Ced Pakusevskij, già in possesso di oltre 20 premi Promax, specializzato in visual communication, ha lavorato come art director di MTV World realizzando progetti video per 140 paesi e come Art Director per MTV International e per Sky a Milano.
Lo studio FullScream è stato fondato a Milano nel 2011 da Ced Pakusevskij ed Elisabetta Giovi, entrambi grafici e art director, esperti nell’ambito di produzione video, design e art direction. Oltre alle commissioni televisive – RAI, SKY e MTV- lo studio nell’ambito moda e lifestyle collabora con brand come DIESEL, PITTI, DUCATI, Dolce&Gabbana. Tra i progetti musicali FullScream ha curato l’art direction dei visuals del tour di Lorenzo Jovanotti, Lorenzo negli Stadi 2015, ottenendo un importante riconoscimento, il Premio Assomusica Music Award for Best Visual Live Show 2015.

Nella sua esperienza, quali differenze hai notato e vissuto in prima persona tra gli studi di Motion Design italiani e quelli internazionali?

La prima differenza è a livello di quantità di produzione. Questo implica il fatto che in alcune parti cambia proprio la produzione industriale. Ad esempio, in America ci sono questi studi dove passano molte persone, molti freelance che passano e poi tornano. In una città come Los Angeles è facile trovare persone ultra specializzate. È la più grande industria di animazione al mondo e quindi, tutti gli studi sono molto flessibili quando si tratta di grandezza e numero di risorse.
Invece, a Milano le risorse sono molto limitate. Non si possono paragonare i due mercati, però qui in Italia c’è una maggiore originalità perché le regole sono meno ristrettive. Esiste un ambiente dove si sovrappongono vari ambiti, moda, entertainment, eventi ed è, perciò, possibile sperimentare di più. La produzione più piccola presenta una maggiore forza di sperimentazione.
Quando ci sono tanti soldi in gioco come a Hollywood, si cerca di più la sicurezza piuttosto che l’originalità, e questo è maggiormente limitante. Da un punto di vista tecnico, ovviamente, l’industria americana comunque resta ineguagliabile.

Abbiamo visto che hai elaborato le sigle per il Giro d’Italia e la Formula Uno. Come si lavora nel cercare di apportare innovazione con eventi che, invece, sono molto tradizionali?

C’è un grande rischio e nessuno vuole farlo troppo. La chiave sta nella ricerca e molto nell’equilibrio tra tradizione e innovazione. È un lavoro impegnativo, soprattutto visto che si tratta di elaborare un contenuto di 40 secondi.
Bisogna essere coraggiosi e sperimentare, prendendo spunto magari anche da artisti prima di te che nemmeno facevano grafica ma che sono stati in grado di portare originalità.

GIRO D’ITALIA 100 ANNI – RAI TV OPENING TITLES from FullScream on Vimeo.

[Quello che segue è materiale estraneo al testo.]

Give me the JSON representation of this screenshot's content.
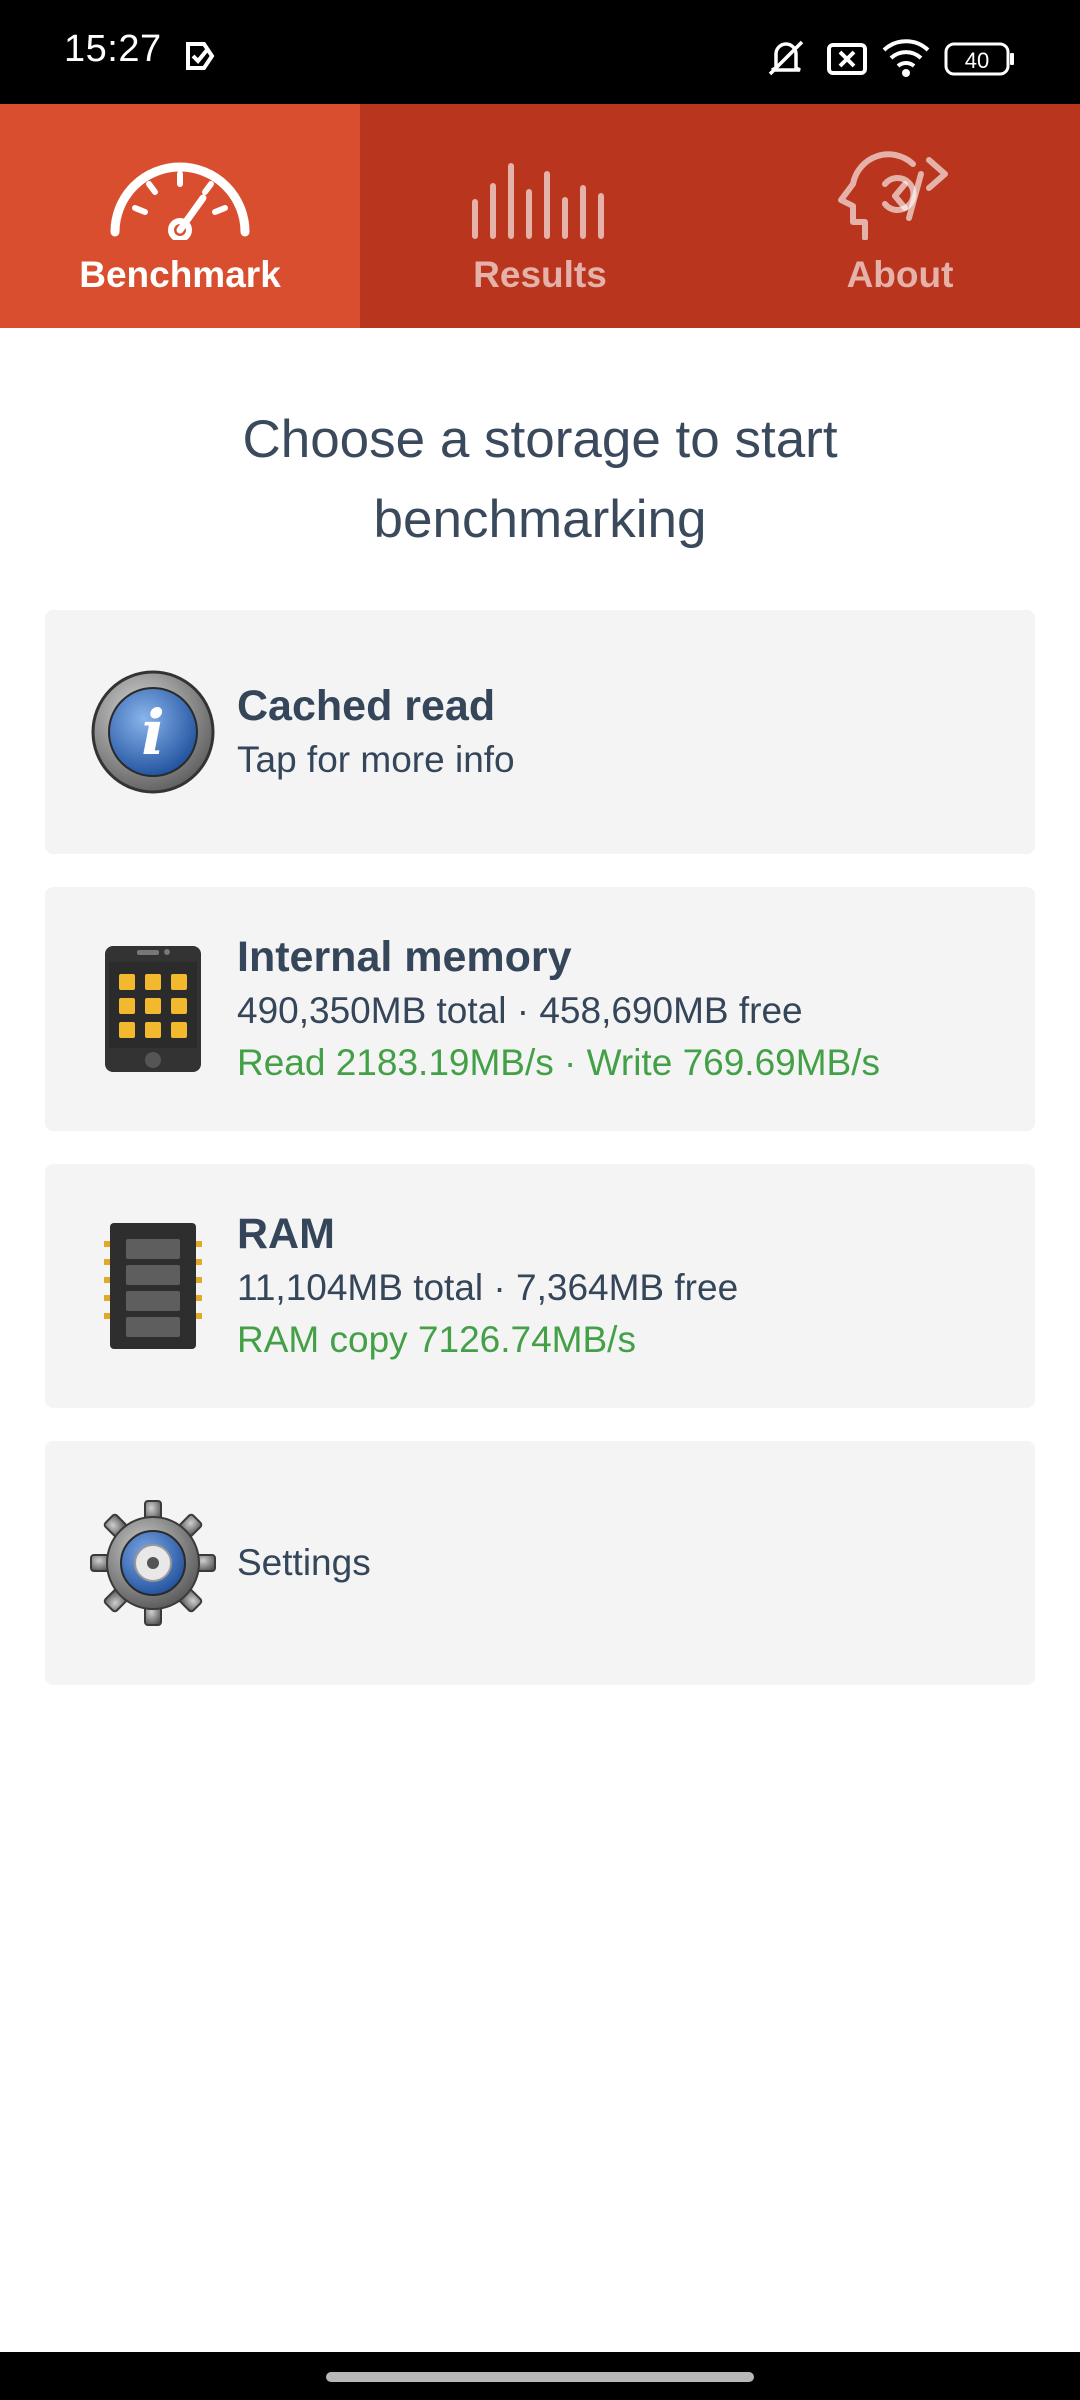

Lavori su Milano, che sta dimostrando di tenere viva la sua vocazione per la comunicazione. Manifestazioni come IF! Festival, il Fashion Film Festival e  la tradizione di Studio Azzurro ne sono degli ottimi esempi. Ci sono nuove realtà di produzione artistica, cittadine o nazionali, che segui con interesse?

C’è un movimento in questo ambito che, forse, spesso non trova il riscontro che dovrebbe. C’è tanta creatività. È una città viva. C’è gente pronta a fare cose interessanti, però a volte i grandi brand hanno un po’ paura a investire.

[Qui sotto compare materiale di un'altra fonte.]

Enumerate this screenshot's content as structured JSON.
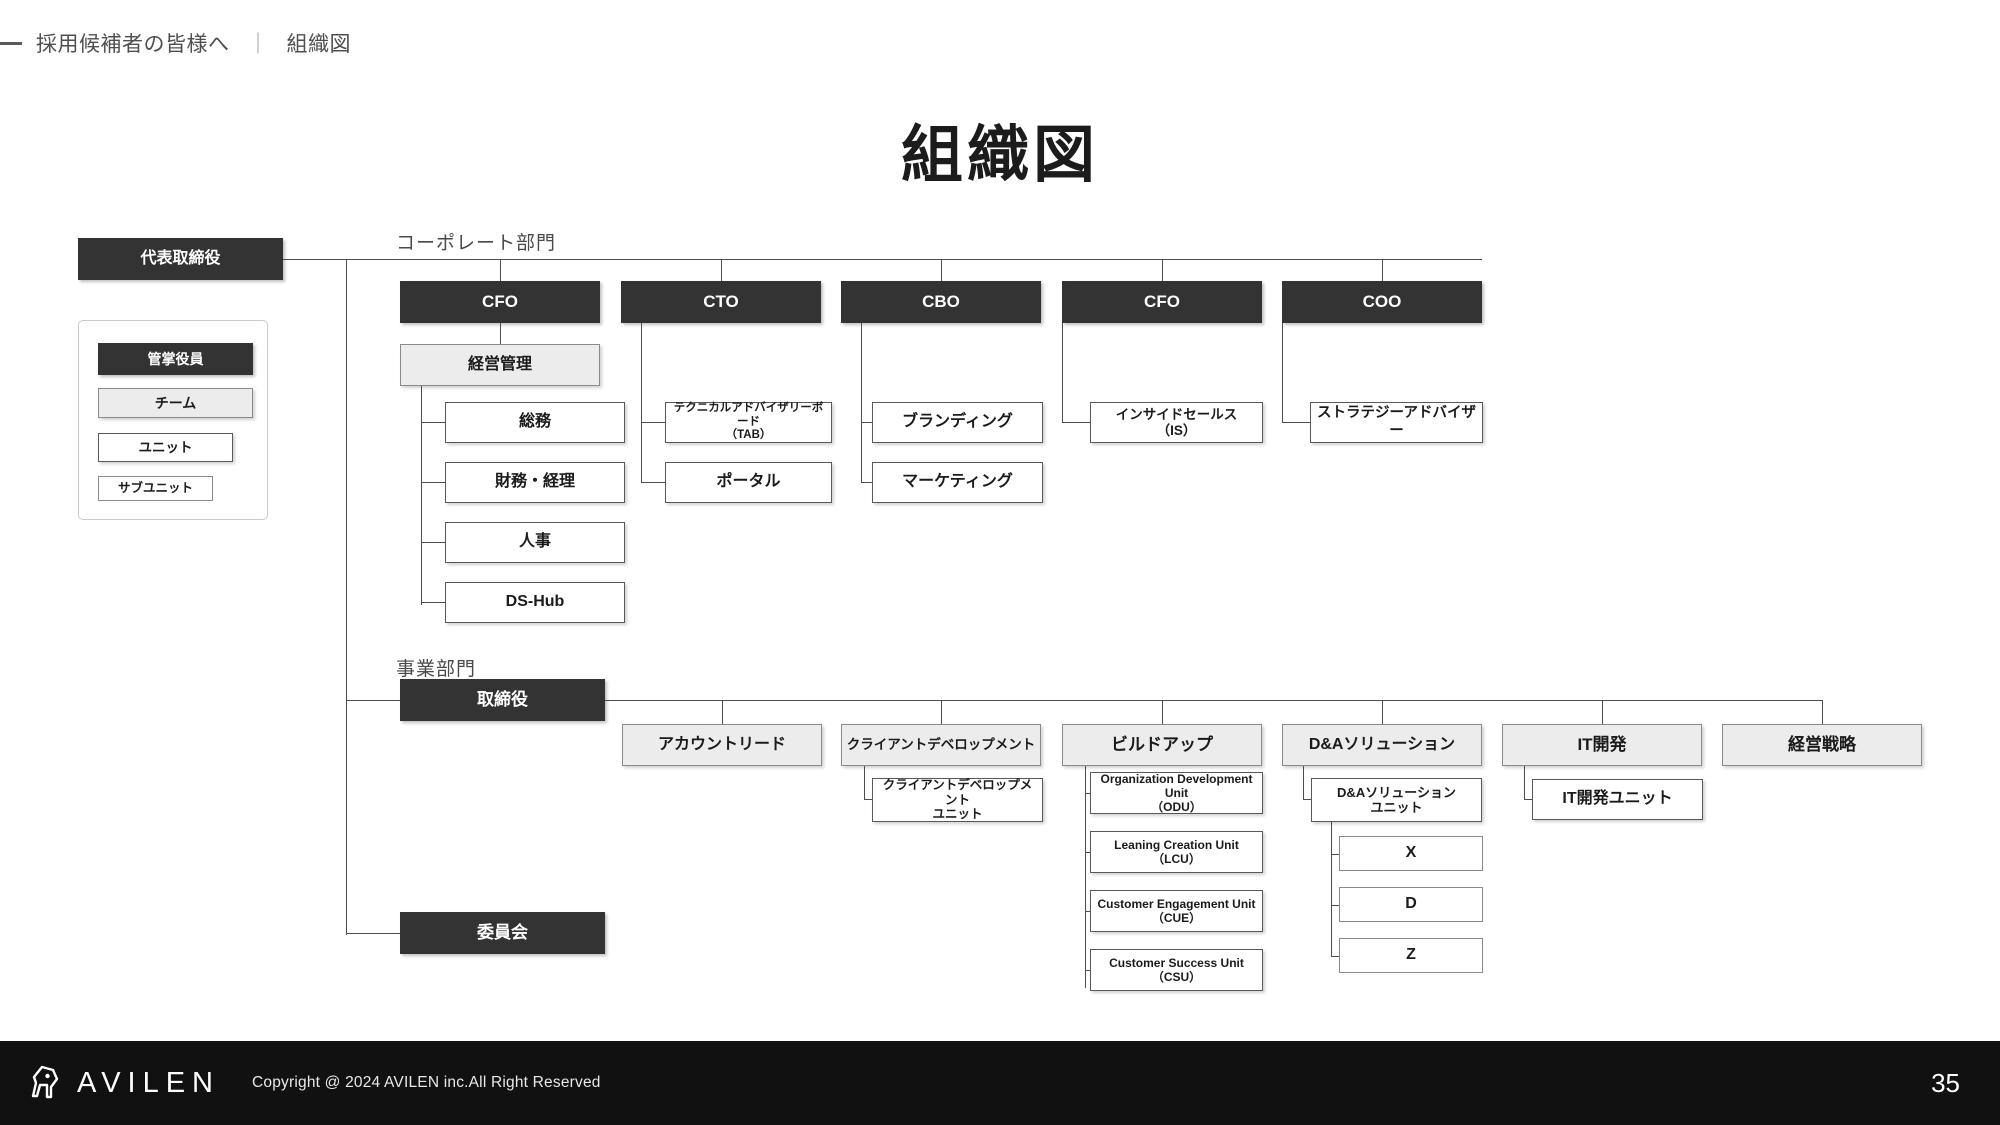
{
  "header": {
    "breadcrumb_primary": "採用候補者の皆様へ",
    "separator": "｜",
    "breadcrumb_secondary": "組織図"
  },
  "page_title": "組織図",
  "legend": {
    "root_label": "代表取締役",
    "items": [
      {
        "label": "管掌役員",
        "style": "executive"
      },
      {
        "label": "チーム",
        "style": "team"
      },
      {
        "label": "ユニット",
        "style": "unit"
      },
      {
        "label": "サブユニット",
        "style": "subunit"
      }
    ]
  },
  "sections": {
    "corporate": {
      "caption": "コーポレート部門",
      "executives": [
        {
          "label": "CFO",
          "children": [
            {
              "label": "経営管理",
              "style": "team",
              "children": [
                {
                  "label": "総務",
                  "style": "unit"
                },
                {
                  "label": "財務・経理",
                  "style": "unit"
                },
                {
                  "label": "人事",
                  "style": "unit"
                },
                {
                  "label": "DS-Hub",
                  "style": "unit"
                }
              ]
            }
          ]
        },
        {
          "label": "CTO",
          "children": [
            {
              "label": "テクニカルアドバイザリーボード\n（TAB）",
              "style": "unit"
            },
            {
              "label": "ポータル",
              "style": "unit"
            }
          ]
        },
        {
          "label": "CBO",
          "children": [
            {
              "label": "ブランディング",
              "style": "unit"
            },
            {
              "label": "マーケティング",
              "style": "unit"
            }
          ]
        },
        {
          "label": "CFO",
          "children": [
            {
              "label": "インサイドセールス\n（IS）",
              "style": "unit"
            }
          ]
        },
        {
          "label": "COO",
          "children": [
            {
              "label": "ストラテジーアドバイザー",
              "style": "unit"
            }
          ]
        }
      ]
    },
    "business": {
      "caption": "事業部門",
      "executive": "取締役",
      "committee": "委員会",
      "teams": [
        {
          "label": "アカウントリード",
          "children": []
        },
        {
          "label": "クライアントデベロップメント",
          "children": [
            {
              "label": "クライアントデベロップメント\nユニット",
              "style": "unit",
              "children": []
            }
          ]
        },
        {
          "label": "ビルドアップ",
          "children": [
            {
              "label": "Organization Development Unit\n（ODU）",
              "style": "unit",
              "children": []
            },
            {
              "label": "Leaning Creation Unit\n（LCU）",
              "style": "unit",
              "children": []
            },
            {
              "label": "Customer Engagement Unit\n（CUE）",
              "style": "unit",
              "children": []
            },
            {
              "label": "Customer Success Unit\n（CSU）",
              "style": "unit",
              "children": []
            }
          ]
        },
        {
          "label": "D&Aソリューション",
          "children": [
            {
              "label": "D&Aソリューション\nユニット",
              "style": "unit",
              "children": [
                {
                  "label": "X",
                  "style": "subunit"
                },
                {
                  "label": "D",
                  "style": "subunit"
                },
                {
                  "label": "Z",
                  "style": "subunit"
                }
              ]
            }
          ]
        },
        {
          "label": "IT開発",
          "children": [
            {
              "label": "IT開発ユニット",
              "style": "unit",
              "children": []
            }
          ]
        },
        {
          "label": "経営戦略",
          "children": []
        }
      ]
    }
  },
  "footer": {
    "logo_text": "AVILEN",
    "copyright": "Copyright @ 2024 AVILEN inc.All Right Reserved",
    "page_number": "35"
  },
  "colors": {
    "executive_fill": "#333333",
    "team_fill": "#ececec",
    "unit_fill": "#ffffff",
    "line": "#4d4d4d",
    "footer_bg": "#111111"
  }
}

Tra le altre cose ti occupi di fashion video. Negli ultimi anni molti registi hanno legato il loro nome a quello di case di alta moda, per produrre dei veri e propri corti cinematografici come spot. Pensiamo a Lynch con Dior e a Wes Anderson con Prada. Sono prodotti sui generis e con un pubblico abbastanza ristretto, lontani da vere logiche di promozione. Qual è secondo te il futuro dei fashion video?

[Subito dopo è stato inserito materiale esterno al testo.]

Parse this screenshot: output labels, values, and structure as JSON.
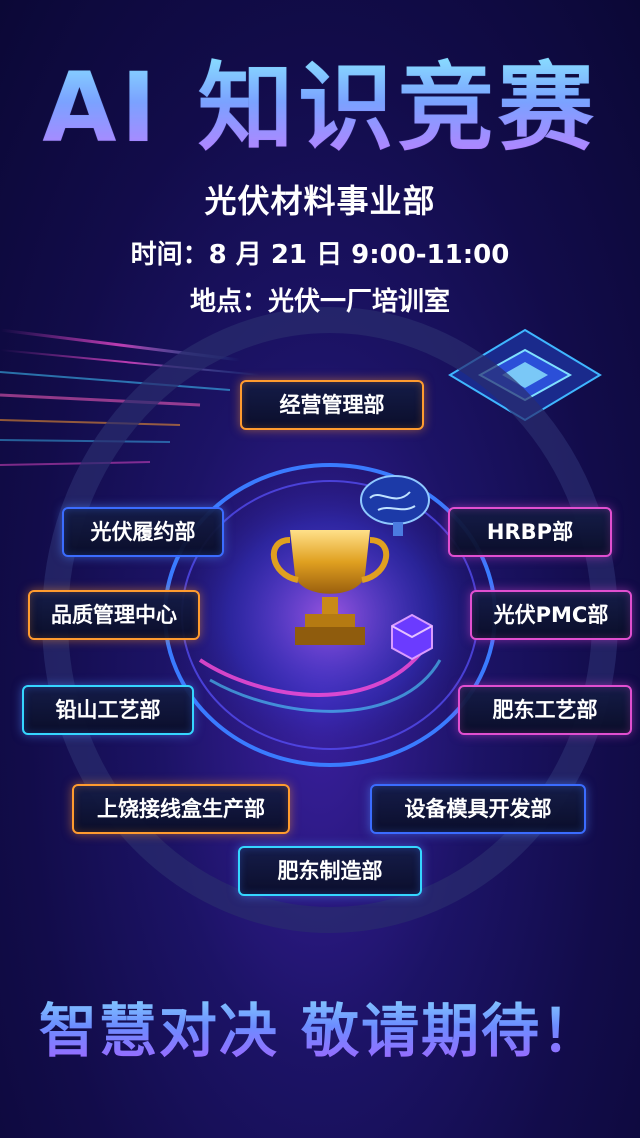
{
  "poster": {
    "title": "AI 知识竞赛",
    "organizer": "光伏材料事业部",
    "time": "时间：8 月 21 日  9:00-11:00",
    "place": "地点：光伏一厂培训室",
    "slogan": "智慧对决  敬请期待！",
    "departments": [
      "经营管理部",
      "光伏履约部",
      "HRBP部",
      "品质管理中心",
      "光伏PMC部",
      "铅山工艺部",
      "肥东工艺部",
      "上饶接线盒生产部",
      "设备模具开发部",
      "肥东制造部"
    ]
  },
  "icons": [
    "trophy-icon",
    "brain-icon",
    "chip-icon",
    "cube-icon"
  ],
  "colors": {
    "accent_blue": "#3b6cff",
    "accent_orange": "#ff9b2f",
    "accent_pink": "#e14fd0",
    "background": "#120c4a"
  }
}
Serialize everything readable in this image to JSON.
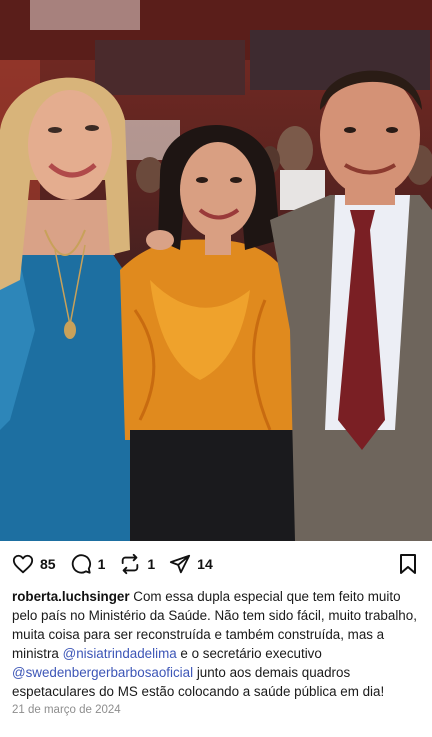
{
  "post": {
    "actions": {
      "likes": "85",
      "comments": "1",
      "reposts": "1",
      "shares": "14"
    },
    "caption": {
      "username": "roberta.luchsinger",
      "text_1": " Com essa dupla especial que tem feito muito pelo país no Ministério da Saúde. Não tem sido fácil, muito trabalho, muita coisa para ser reconstruída e também construída, mas a ministra ",
      "mention_1": "@nisiatrindadelima",
      "text_2": " e o secretário executivo ",
      "mention_2": "@swedenbergerbarbosaoficial",
      "text_3": " junto aos demais quadros espetaculares do MS estão colocando a saúde pública em dia!"
    },
    "date": "21 de março de 2024"
  }
}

È interessante la fusione di ambiti differenti. Non so cosa succedere, ma sicuramente il futuro prevede una trasformazione della moda, attraverso anche il supporto della tecnologia. Credo che ci sarà uno spostamento nella moda dal tessuto al virtuale. E li ci sarà un mondo nuovo che si apre per tutti quelli che fanno vision e la moda stessa.
Sicuramente sarà divertente vedere come si evolverà questo mondo del fashion video.